Dariush mencoba mengusap pipi wanita yang masih saja cemberut sampai sekarang. “Tapi, dalam bulan ini, Triple D Corp dan semua anak perusahaannya sedang sangat sibuk. Otomatis keluargaku tak ada yang luang juga.”


Alceena menyingkirkan tangan Dariush dari wajahnya. “Aku tidak mengharuskanmu untuk ikut, toh berani berangkat dan tinggal di Switzerland sendiri juga.” Dia mencoba keluar dari rengkuhan sang kekasih. “Aku ini wanita mandiri, bisa melakukan semua sendiri,” imbuhnya kemudian dengan nada sangat ditekan.


Dariush memijat pelipisnya yang mulai bingung harus menghadapi Alceena bagaimana.


“Tak apa jika kau tidak bisa menemaniku. Jangan dipaksakan.” Tiba-tiba Alceena bersuara dengan nada bicara yang tersirat sebuah sindiran. Dia menutup dan mengunci koper agar tak direcoki oleh Dariush lagi.


“Di mulut bilang tak apa, tapi sebenarnya dalam hati berkata sebaliknya,” ucap Dariush sangat lirih.


Dariush segera menghadang Alceena yang hendak meninggalkannya. “Ini masih siang, tiketnya ‘kan nanti malam, untuk apa kau keluar?”


“Terserah aku mau melakukan apa, salto di tengah jalan, kayang, split, adu panco, suka-suka aku!” ketus Alceena menjawab. Bibir semakin manyun saja wanita itu.


Dariush menahan tawa karena Alceena bukan nampak menyebalkan di matanya, justru terlihat menggemaskan. Tiba-tiba dia memeluk tubuh buncit sang kekasih dari belakang. “Aku akan mengantarmu ke Switzerland, tapi naik pesawat keluargaku saja, ya? Agar lebih cepat, kereta terlalu lama.”

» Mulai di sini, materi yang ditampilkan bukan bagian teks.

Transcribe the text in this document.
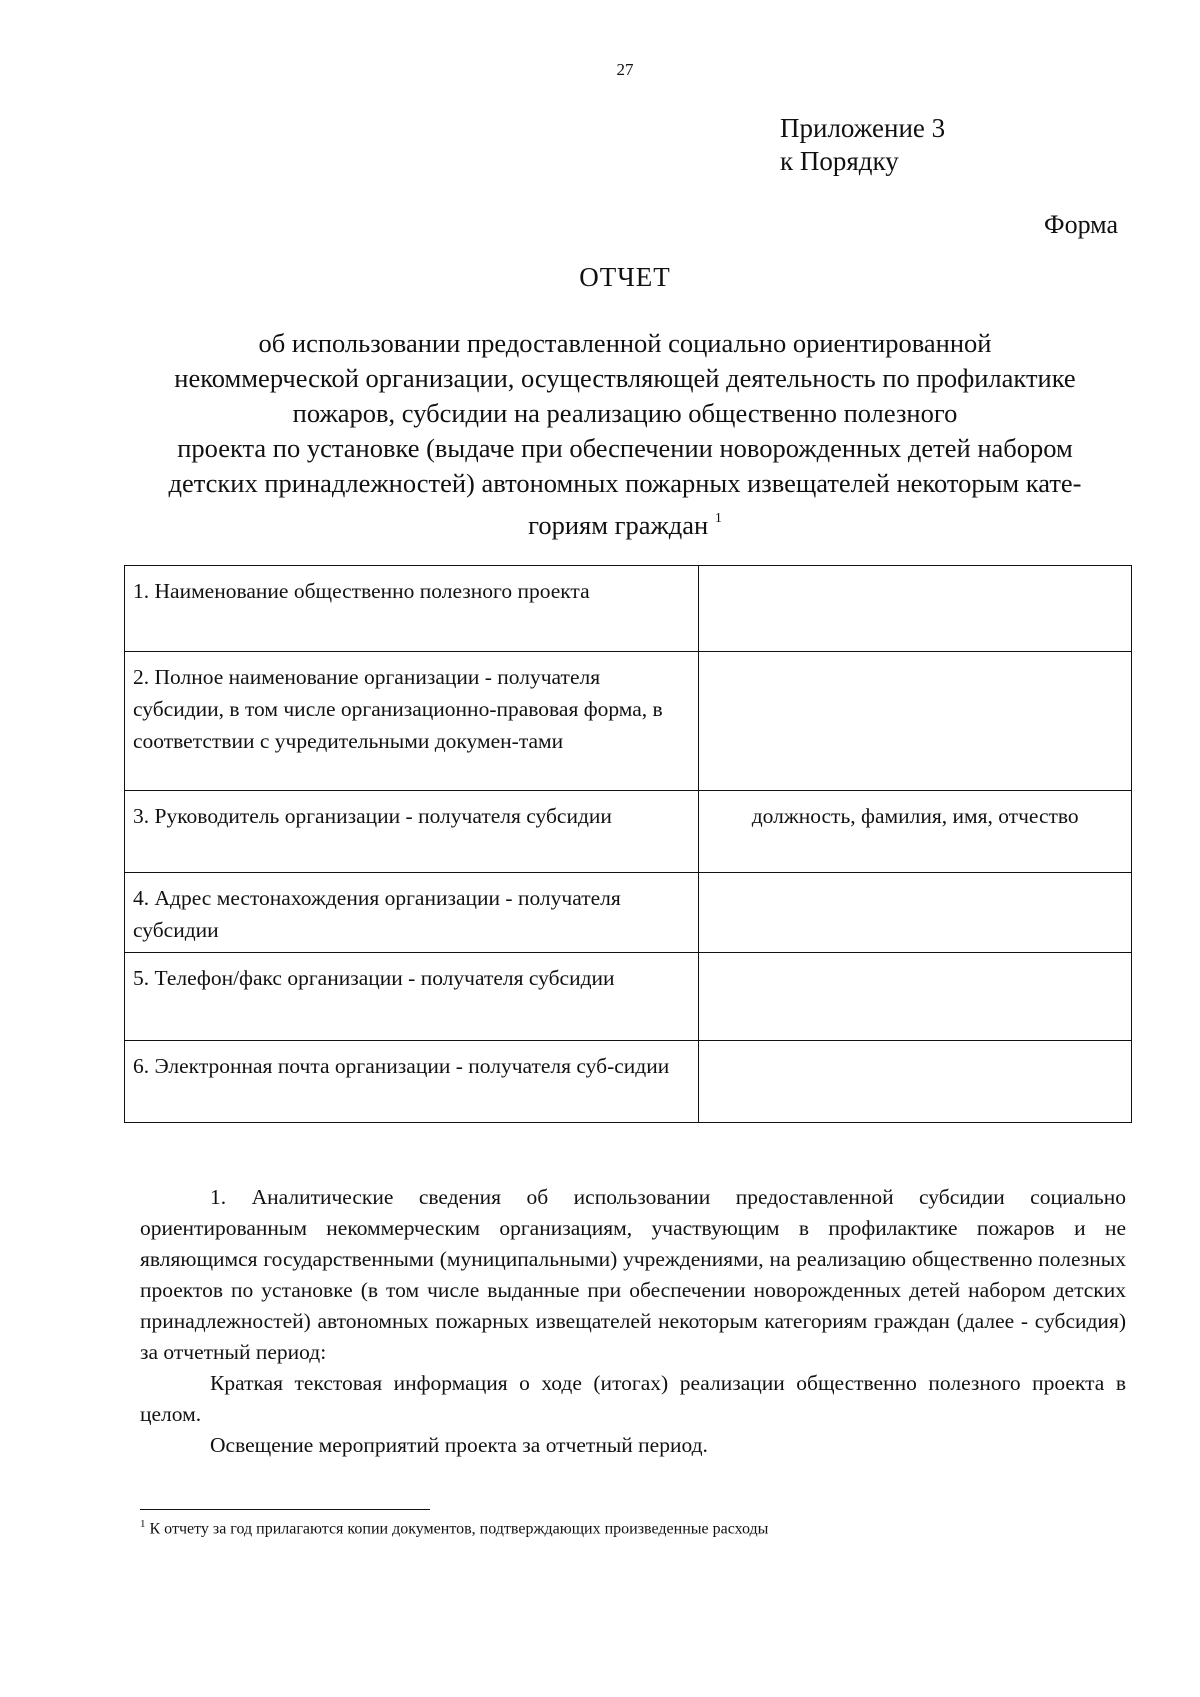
27
Приложение 3
к Порядку
Форма
ОТЧЕТ
об использовании предоставленной социально ориентированной
некоммерческой организации, осуществляющей деятельность по профилактике
пожаров, субсидии на реализацию общественно полезного
проекта по установке (выдаче при обеспечении новорожденных детей набором
детских принадлежностей) автономных пожарных извещателей некоторым кате-
гориям граждан $^1$
1. Наименование общественно полезного проекта	
2. Полное наименование организации - получателя субсидии, в том числе организационно-правовая форма, в соответствии с учредительными докумен-тами	
3. Руководитель организации - получателя субсидии	должность, фамилия, имя, отчество
4. Адрес местонахождения организации - получателя субсидии	
5. Телефон/факс организации - получателя субсидии	
6. Электронная почта организации - получателя суб-сидии	

1. Аналитические сведения об использовании предоставленной субсидии социально ориентированным некоммерческим организациям, участвующим в профилактике пожаров и не являющимся государственными (муниципальными) учреждениями, на реализацию общественно полезных проектов по установке (в том числе выданные при обеспечении новорожденных детей набором детских принадлежностей) автономных пожарных извещателей некоторым категориям граждан (далее - субсидия) за отчетный период:

Краткая текстовая информация о ходе (итогах) реализации общественно полезного проекта в целом.

Освещение мероприятий проекта за отчетный период.

$^1$ К отчету за год прилагаются копии документов, подтверждающих произведенные расходы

“Aku ingin merasakan perjalanan antar negara menggunakan kereta. Toh kata dokter, kandunganku kuat, jadi tak masalah juga.” Alceena tetap berpegang pada keinginannya.

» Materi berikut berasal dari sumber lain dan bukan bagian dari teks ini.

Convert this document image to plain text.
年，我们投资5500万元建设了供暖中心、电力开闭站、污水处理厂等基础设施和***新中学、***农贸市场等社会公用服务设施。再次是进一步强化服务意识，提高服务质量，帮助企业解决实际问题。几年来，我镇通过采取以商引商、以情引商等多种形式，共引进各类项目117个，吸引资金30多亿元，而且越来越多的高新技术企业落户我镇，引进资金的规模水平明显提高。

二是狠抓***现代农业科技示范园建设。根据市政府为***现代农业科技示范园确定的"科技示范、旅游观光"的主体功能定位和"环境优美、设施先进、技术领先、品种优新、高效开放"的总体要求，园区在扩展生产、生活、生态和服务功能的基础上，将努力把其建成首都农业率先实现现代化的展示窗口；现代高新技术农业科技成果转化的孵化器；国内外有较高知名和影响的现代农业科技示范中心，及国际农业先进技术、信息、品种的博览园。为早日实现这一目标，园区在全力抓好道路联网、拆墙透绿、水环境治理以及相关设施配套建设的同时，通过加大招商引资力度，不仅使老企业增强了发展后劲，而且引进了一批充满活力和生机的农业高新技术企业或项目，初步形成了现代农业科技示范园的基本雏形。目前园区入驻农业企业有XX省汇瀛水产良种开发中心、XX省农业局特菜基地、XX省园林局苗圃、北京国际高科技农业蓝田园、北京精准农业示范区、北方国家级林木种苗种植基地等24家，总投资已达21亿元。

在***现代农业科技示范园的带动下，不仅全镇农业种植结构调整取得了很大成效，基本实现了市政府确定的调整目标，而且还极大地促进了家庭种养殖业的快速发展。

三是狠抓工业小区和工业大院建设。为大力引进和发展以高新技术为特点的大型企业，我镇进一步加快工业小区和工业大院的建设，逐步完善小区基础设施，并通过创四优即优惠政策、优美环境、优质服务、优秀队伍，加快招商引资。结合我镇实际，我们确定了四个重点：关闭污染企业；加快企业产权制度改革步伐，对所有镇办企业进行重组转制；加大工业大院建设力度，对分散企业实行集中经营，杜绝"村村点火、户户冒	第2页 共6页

Tapi Dariush tak bisa tenang jika membiarkan orang yang sangat dia cintai itu melakukan perjalanan jauh seorang diri. Tangan kekarnya mengelus perut dan bisa merasakan tendangan dari anak-anaknya. “Besok pagi aku ada meeting dengan klien yang sangat penting, jadi kalau naik kereta tak akan terkejar waktunya. Ku mohon, gunakan pesawat pribadi keluargaku saja, oke? Suatu saat, kalau ada waktu luang akan ku ajak kau naik kereta untuk perjalanan antar negara. Tiket yang sudah kau beli, nanti ku ganti.” Pria itu terus mencoba membujuk agar Alceena mau menurutinya.


Dariush memang memiliki banyak uang, tapi tidak dengan waktu luang.


...*****...


...Hentikan kebucinan ini! Kalian membuatku menginginkan pasangan sesabar Dariush huaaaaaa...


...Jangan lupa dukung karya ini dengan like, komen, vote, dan hadiahnya bestie...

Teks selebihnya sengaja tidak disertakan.